Une rupture politique assumée par l’AES

Dès l’automne 2025, les membres de l’Alliance des États du Sahel [AES] avaient fait part de leur volonté de quitter la Cour. Motif invoqué : une institution perçue comme un « instrument de répression néocoloniale ». Cette rupture affichée marque un éloignement assumé à l’égard de plusieurs mécanismes multilatéraux.

Sur le plan juridique, rien ne change immédiatement puisque l’article 127 du Statut de Rome est clair : le retrait ne prend effet qu’un an après l’enregistrement de la notification auprès du Secrétaire général de l’ONU.

Pendant cette période transitoire, le Mali, le Burkina Faso et le Niger restent pleinement tenus par leurs engagements. Ils doivent notamment continuer de coopérer avec la CPI pour tous les dossiers et procédures ouverts avant la date d’effet du retrait.
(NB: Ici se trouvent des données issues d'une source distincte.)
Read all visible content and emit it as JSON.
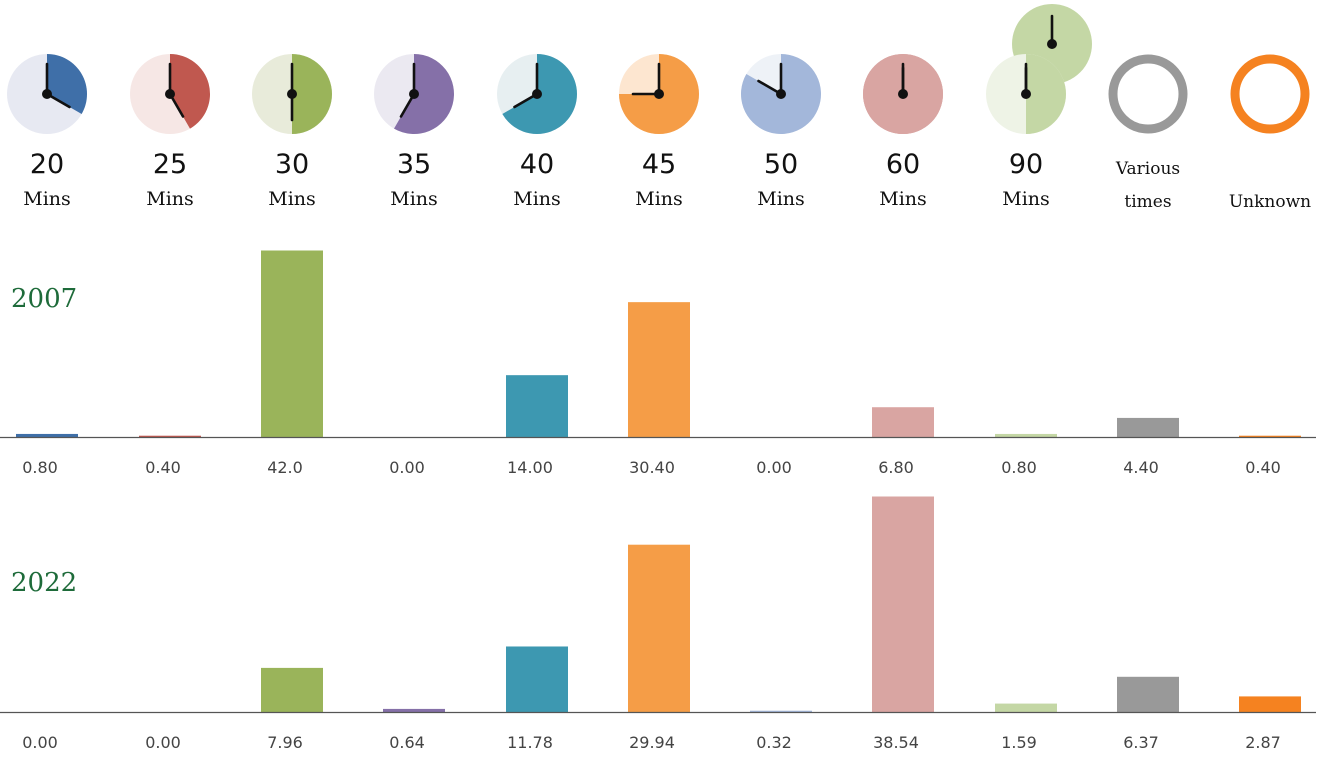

La compétence de la Cour reste également entière pour les crimes présumés commis alors que les trois États étaient encore parties au Statut. Les enquêtes en cours ne sont donc pas remises en cause par la procédure de retrait.

Vers une justice pénale sahélienne ?

Cette séquence juridique s’inscrit dans une reconfiguration politique plus vaste. Depuis la création de l’AES, les juntes au pouvoir multiplient les actes visant à reprendre la main sur leurs alliances et à affirmer leur souveraineté, en particulier dans les secteurs régaliens.
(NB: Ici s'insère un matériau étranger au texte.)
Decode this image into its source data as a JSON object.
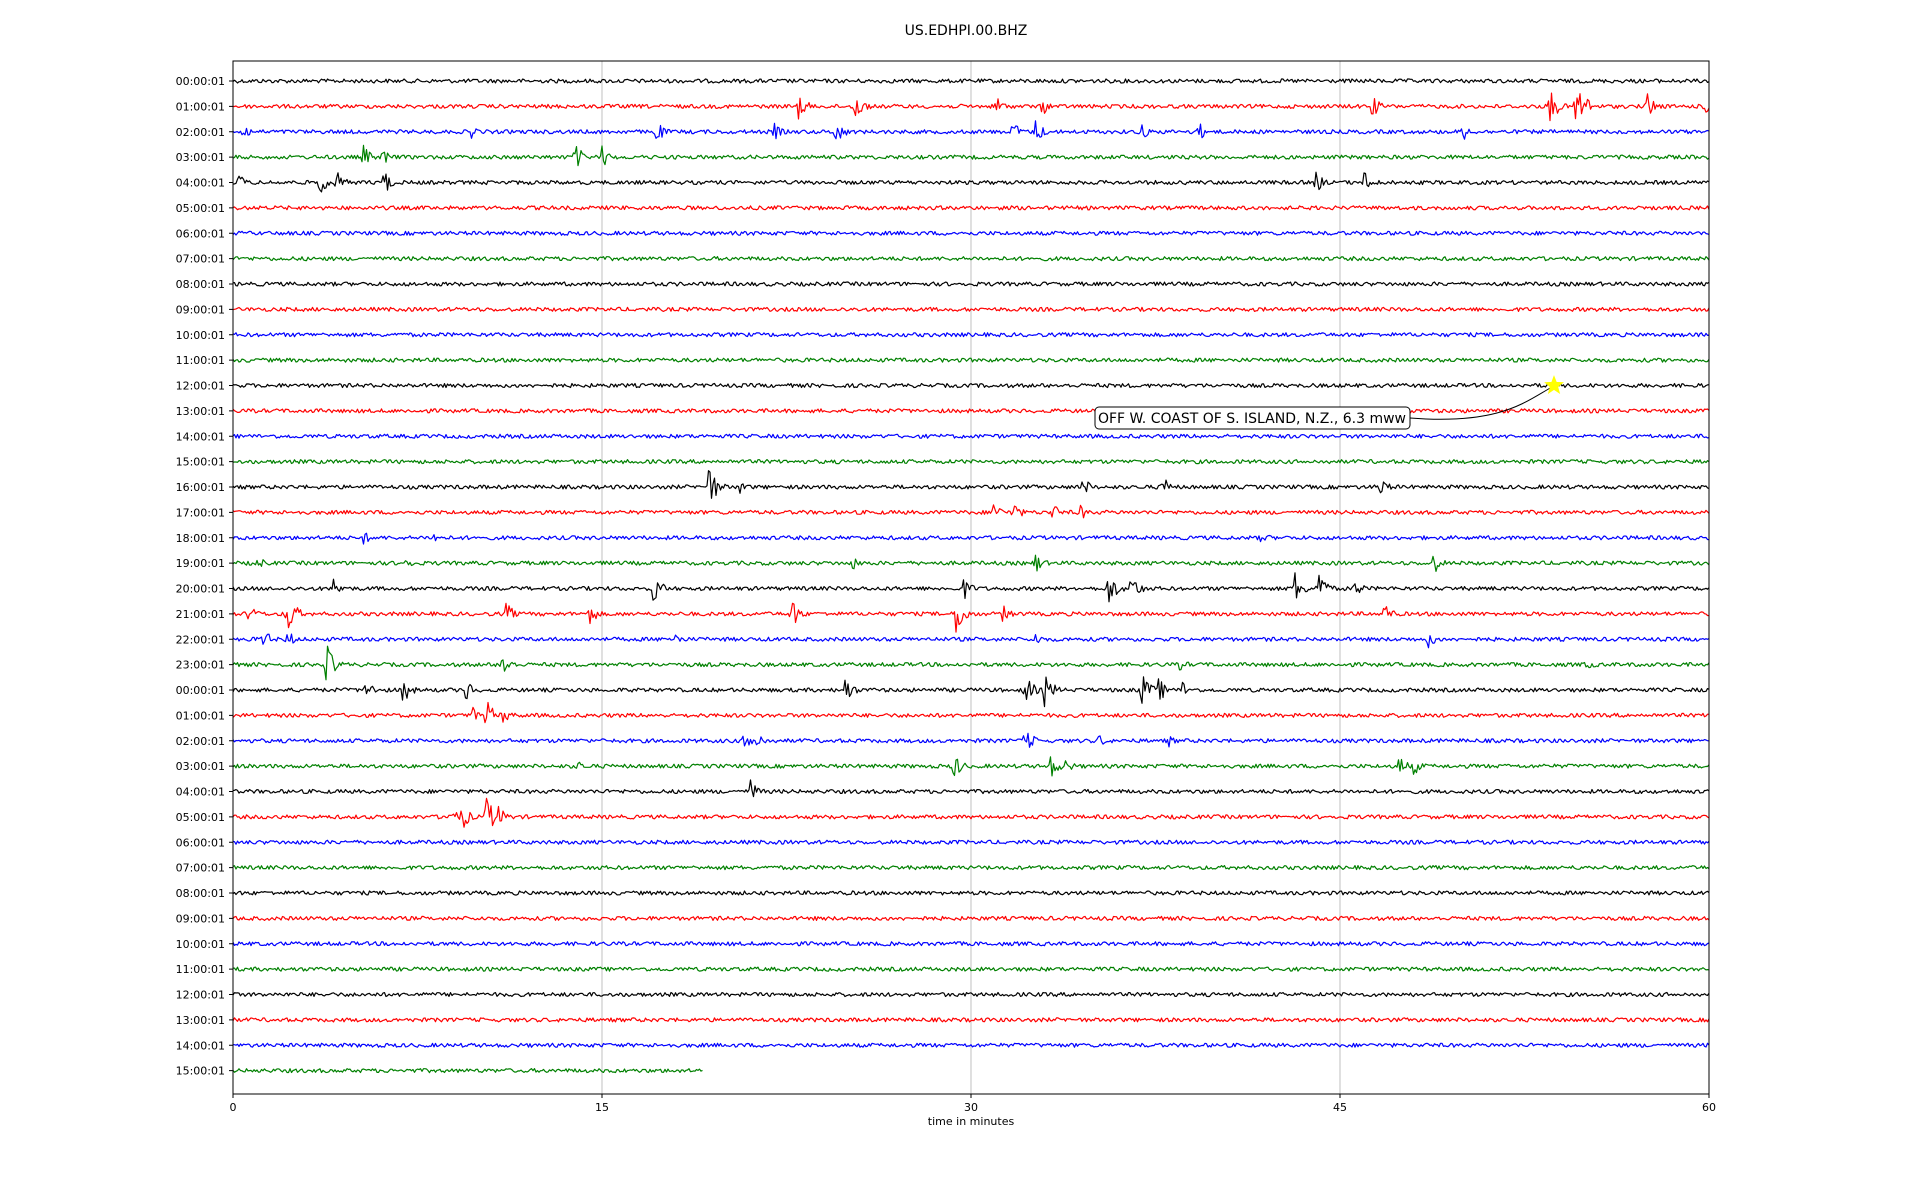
{
  "chart_data": {
    "type": "line",
    "title": "US.EDHPI.00.BHZ",
    "xlabel": "time in minutes",
    "ylabel": "",
    "xlim": [
      0,
      60
    ],
    "x_ticks": [
      0,
      15,
      30,
      45,
      60
    ],
    "grid_vertical": true,
    "trace_colors": [
      "#000000",
      "#ff0000",
      "#0000ff",
      "#008000"
    ],
    "rows": [
      {
        "label": "00:00:01",
        "events": []
      },
      {
        "label": "01:00:01",
        "events": [
          {
            "t": 23.0,
            "a": 0.6
          },
          {
            "t": 25.3,
            "a": 0.7
          },
          {
            "t": 31.0,
            "a": 0.5
          },
          {
            "t": 32.9,
            "a": 0.4
          },
          {
            "t": 46.3,
            "a": 0.5
          },
          {
            "t": 53.5,
            "a": 0.9
          },
          {
            "t": 54.6,
            "a": 1.6
          },
          {
            "t": 57.5,
            "a": 0.6
          },
          {
            "t": 59.8,
            "a": 0.4
          }
        ]
      },
      {
        "label": "02:00:01",
        "events": [
          {
            "t": 0.4,
            "a": 0.4
          },
          {
            "t": 9.7,
            "a": 0.3
          },
          {
            "t": 17.2,
            "a": 0.5
          },
          {
            "t": 22.0,
            "a": 0.4
          },
          {
            "t": 24.5,
            "a": 0.6
          },
          {
            "t": 31.7,
            "a": 0.5
          },
          {
            "t": 32.6,
            "a": 0.6
          },
          {
            "t": 36.9,
            "a": 0.4
          },
          {
            "t": 39.2,
            "a": 0.5
          },
          {
            "t": 50.0,
            "a": 0.4
          }
        ]
      },
      {
        "label": "03:00:01",
        "events": [
          {
            "t": 5.3,
            "a": 0.5
          },
          {
            "t": 6.1,
            "a": 0.4
          },
          {
            "t": 13.9,
            "a": 0.6
          },
          {
            "t": 15.0,
            "a": 0.5
          }
        ]
      },
      {
        "label": "04:00:01",
        "events": [
          {
            "t": 0.2,
            "a": 0.4
          },
          {
            "t": 3.5,
            "a": 0.6
          },
          {
            "t": 4.1,
            "a": 0.7
          },
          {
            "t": 6.1,
            "a": 0.6
          },
          {
            "t": 44.0,
            "a": 0.5
          },
          {
            "t": 46.0,
            "a": 0.6
          }
        ]
      },
      {
        "label": "05:00:01",
        "events": []
      },
      {
        "label": "06:00:01",
        "events": []
      },
      {
        "label": "07:00:01",
        "events": []
      },
      {
        "label": "08:00:01",
        "events": []
      },
      {
        "label": "09:00:01",
        "events": []
      },
      {
        "label": "10:00:01",
        "events": []
      },
      {
        "label": "11:00:01",
        "events": []
      },
      {
        "label": "12:00:01",
        "events": []
      },
      {
        "label": "13:00:01",
        "events": []
      },
      {
        "label": "14:00:01",
        "events": []
      },
      {
        "label": "15:00:01",
        "events": []
      },
      {
        "label": "16:00:01",
        "events": [
          {
            "t": 19.3,
            "a": 1.1
          },
          {
            "t": 20.5,
            "a": 0.4
          },
          {
            "t": 34.5,
            "a": 0.5
          },
          {
            "t": 37.8,
            "a": 0.5
          },
          {
            "t": 46.6,
            "a": 0.5
          }
        ]
      },
      {
        "label": "17:00:01",
        "events": [
          {
            "t": 30.9,
            "a": 0.5
          },
          {
            "t": 31.7,
            "a": 0.5
          },
          {
            "t": 33.3,
            "a": 0.4
          },
          {
            "t": 34.4,
            "a": 0.4
          }
        ]
      },
      {
        "label": "18:00:01",
        "events": [
          {
            "t": 5.3,
            "a": 0.3
          },
          {
            "t": 8.1,
            "a": 0.3
          },
          {
            "t": 41.8,
            "a": 0.3
          }
        ]
      },
      {
        "label": "19:00:01",
        "events": [
          {
            "t": 1.0,
            "a": 0.3
          },
          {
            "t": 7.0,
            "a": 0.3
          },
          {
            "t": 25.2,
            "a": 0.3
          },
          {
            "t": 32.6,
            "a": 0.5
          },
          {
            "t": 48.8,
            "a": 0.5
          }
        ]
      },
      {
        "label": "20:00:01",
        "events": [
          {
            "t": 4.1,
            "a": 0.5
          },
          {
            "t": 17.1,
            "a": 0.7
          },
          {
            "t": 29.7,
            "a": 0.5
          },
          {
            "t": 35.6,
            "a": 0.8
          },
          {
            "t": 36.5,
            "a": 0.7
          },
          {
            "t": 43.1,
            "a": 0.9
          },
          {
            "t": 44.1,
            "a": 0.9
          },
          {
            "t": 45.6,
            "a": 0.4
          }
        ]
      },
      {
        "label": "21:00:01",
        "events": [
          {
            "t": 0.6,
            "a": 0.5
          },
          {
            "t": 2.2,
            "a": 1.0
          },
          {
            "t": 11.1,
            "a": 0.5
          },
          {
            "t": 14.5,
            "a": 0.5
          },
          {
            "t": 22.7,
            "a": 0.7
          },
          {
            "t": 29.4,
            "a": 1.0
          },
          {
            "t": 31.3,
            "a": 0.4
          },
          {
            "t": 46.8,
            "a": 0.5
          }
        ]
      },
      {
        "label": "22:00:01",
        "events": [
          {
            "t": 1.2,
            "a": 0.5
          },
          {
            "t": 2.2,
            "a": 0.4
          },
          {
            "t": 18.0,
            "a": 0.3
          },
          {
            "t": 32.6,
            "a": 0.3
          },
          {
            "t": 48.6,
            "a": 0.4
          }
        ]
      },
      {
        "label": "23:00:01",
        "events": [
          {
            "t": 3.8,
            "a": 0.9
          },
          {
            "t": 10.9,
            "a": 0.7
          },
          {
            "t": 38.5,
            "a": 0.3
          },
          {
            "t": 55.0,
            "a": 0.3
          }
        ]
      },
      {
        "label": "00:00:01",
        "events": [
          {
            "t": 5.4,
            "a": 0.5
          },
          {
            "t": 6.9,
            "a": 0.6
          },
          {
            "t": 9.4,
            "a": 0.6
          },
          {
            "t": 24.8,
            "a": 0.8
          },
          {
            "t": 32.2,
            "a": 0.7
          },
          {
            "t": 33.0,
            "a": 0.8
          },
          {
            "t": 36.9,
            "a": 0.9
          },
          {
            "t": 37.6,
            "a": 0.6
          },
          {
            "t": 38.6,
            "a": 0.4
          }
        ]
      },
      {
        "label": "01:00:01",
        "events": [
          {
            "t": 9.7,
            "a": 0.4
          },
          {
            "t": 10.3,
            "a": 0.7
          },
          {
            "t": 11.0,
            "a": 0.4
          }
        ]
      },
      {
        "label": "02:00:01",
        "events": [
          {
            "t": 20.8,
            "a": 0.6
          },
          {
            "t": 21.3,
            "a": 0.4
          },
          {
            "t": 32.2,
            "a": 0.6
          },
          {
            "t": 35.2,
            "a": 0.3
          },
          {
            "t": 38.0,
            "a": 0.3
          }
        ]
      },
      {
        "label": "03:00:01",
        "events": [
          {
            "t": 14.0,
            "a": 0.3
          },
          {
            "t": 29.3,
            "a": 0.6
          },
          {
            "t": 33.2,
            "a": 0.6
          },
          {
            "t": 33.8,
            "a": 0.4
          },
          {
            "t": 47.4,
            "a": 0.5
          },
          {
            "t": 48.0,
            "a": 0.4
          }
        ]
      },
      {
        "label": "04:00:01",
        "events": [
          {
            "t": 21.0,
            "a": 0.6
          }
        ]
      },
      {
        "label": "05:00:01",
        "events": [
          {
            "t": 8.8,
            "a": 0.5
          },
          {
            "t": 9.3,
            "a": 0.6
          },
          {
            "t": 10.3,
            "a": 0.9
          },
          {
            "t": 10.8,
            "a": 0.5
          }
        ]
      },
      {
        "label": "06:00:01",
        "events": []
      },
      {
        "label": "07:00:01",
        "events": []
      },
      {
        "label": "08:00:01",
        "events": []
      },
      {
        "label": "09:00:01",
        "events": []
      },
      {
        "label": "10:00:01",
        "events": []
      },
      {
        "label": "11:00:01",
        "events": []
      },
      {
        "label": "12:00:01",
        "events": []
      },
      {
        "label": "13:00:01",
        "events": []
      },
      {
        "label": "14:00:01",
        "events": []
      },
      {
        "label": "15:00:01",
        "events": [],
        "end_minute": 19.1
      }
    ],
    "event_marker": {
      "row": 12,
      "t": 53.7,
      "color": "#ffff00"
    },
    "annotation": "OFF W. COAST OF S. ISLAND, N.Z., 6.3 mww"
  }
}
C’est dans ce même élan qu’apparaît le projet d’une « Cour pénale sahélienne des droits de l’homme ». Il s’agit de juger au niveau régional les crimes internationaux, le terrorisme et la criminalité transfrontalière dans l’espace AES.
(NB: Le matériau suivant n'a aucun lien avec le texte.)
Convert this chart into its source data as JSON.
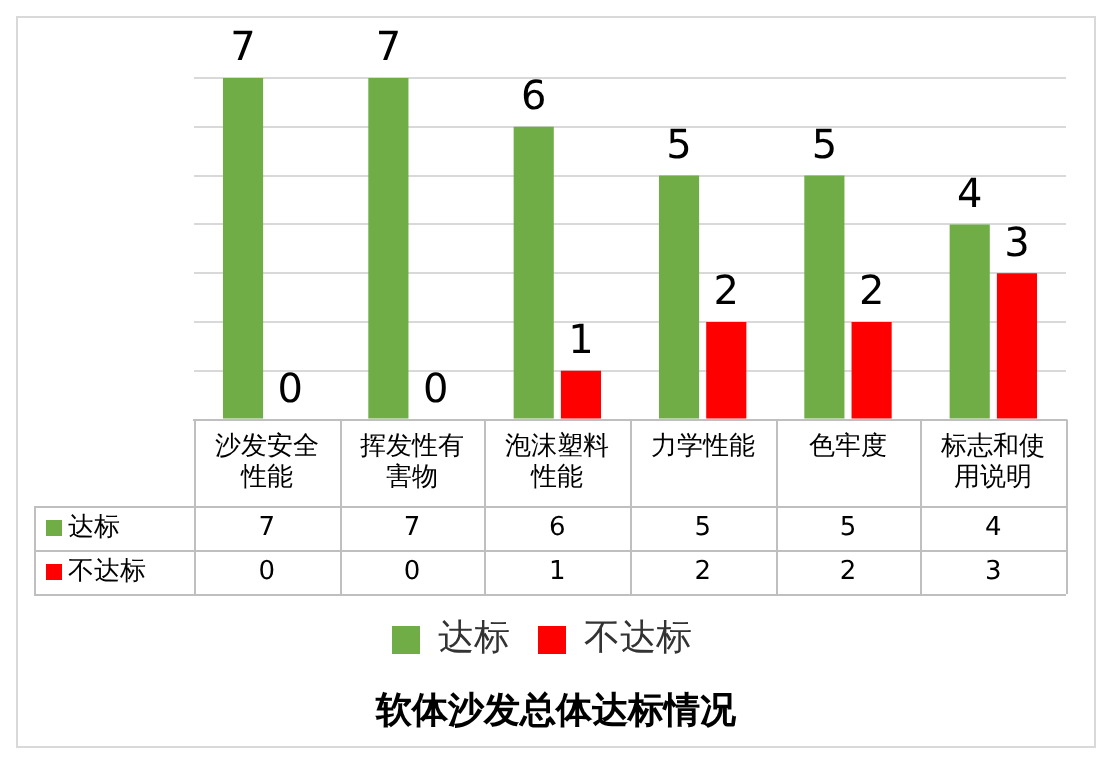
{
  "chart_data": {
    "type": "bar",
    "title": "软体沙发总体达标情况",
    "categories": [
      "沙发安全性能",
      "挥发性有害物",
      "泡沫塑料性能",
      "力学性能",
      "色牢度",
      "标志和使用说明"
    ],
    "series": [
      {
        "name": "达标",
        "color": "#70ad47",
        "values": [
          7,
          7,
          6,
          5,
          5,
          4
        ],
        "value_labels": [
          "7",
          "7",
          "6",
          "5",
          "5",
          "4"
        ]
      },
      {
        "name": "不达标",
        "color": "#ff0000",
        "values": [
          0,
          0,
          1,
          2,
          2,
          3
        ],
        "value_labels": [
          "0",
          "0",
          "1",
          "2",
          "2",
          "3"
        ]
      }
    ],
    "ylim": [
      0,
      7
    ],
    "yticks": [
      {
        "value": 0,
        "label": null
      },
      {
        "value": 1,
        "label": null
      },
      {
        "value": 2,
        "label": null
      },
      {
        "value": 3,
        "label": null
      },
      {
        "value": 4,
        "label": null
      },
      {
        "value": 5,
        "label": null
      },
      {
        "value": 6,
        "label": null
      },
      {
        "value": 7,
        "label": null
      }
    ],
    "tick_labels": "x",
    "grid": "y",
    "legend": "bottom",
    "data_labels": true
  }
}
Inquiétudes sur l’accès à la justice des victimes

L’annonce fait toutefois réagir. Plusieurs ONG de défense des droits humains redoutent qu’un départ de la CPI n’affaiblisse les recours internationaux dans une région déjà éprouvée par les conflits armés et les atteintes aux libertés fondamentales.

Au-delà de la question institutionnelle, le vrai défi sera celui de la crédibilité. Les futurs dispositifs régionaux devront démontrer leur capacité à rendre une justice indépendante, efficace et accessible aux victimes.

Au final, le choix des trois États sahéliens traduit une rupture politique nette avec la CPI. Mais juridiquement, le processus reste encadré et étalé dans le temps. Le droit international continuera de s’appliquer pendant plusieurs mois, dans l’attente d’un éventuel nouveau cadre judiciaire régional.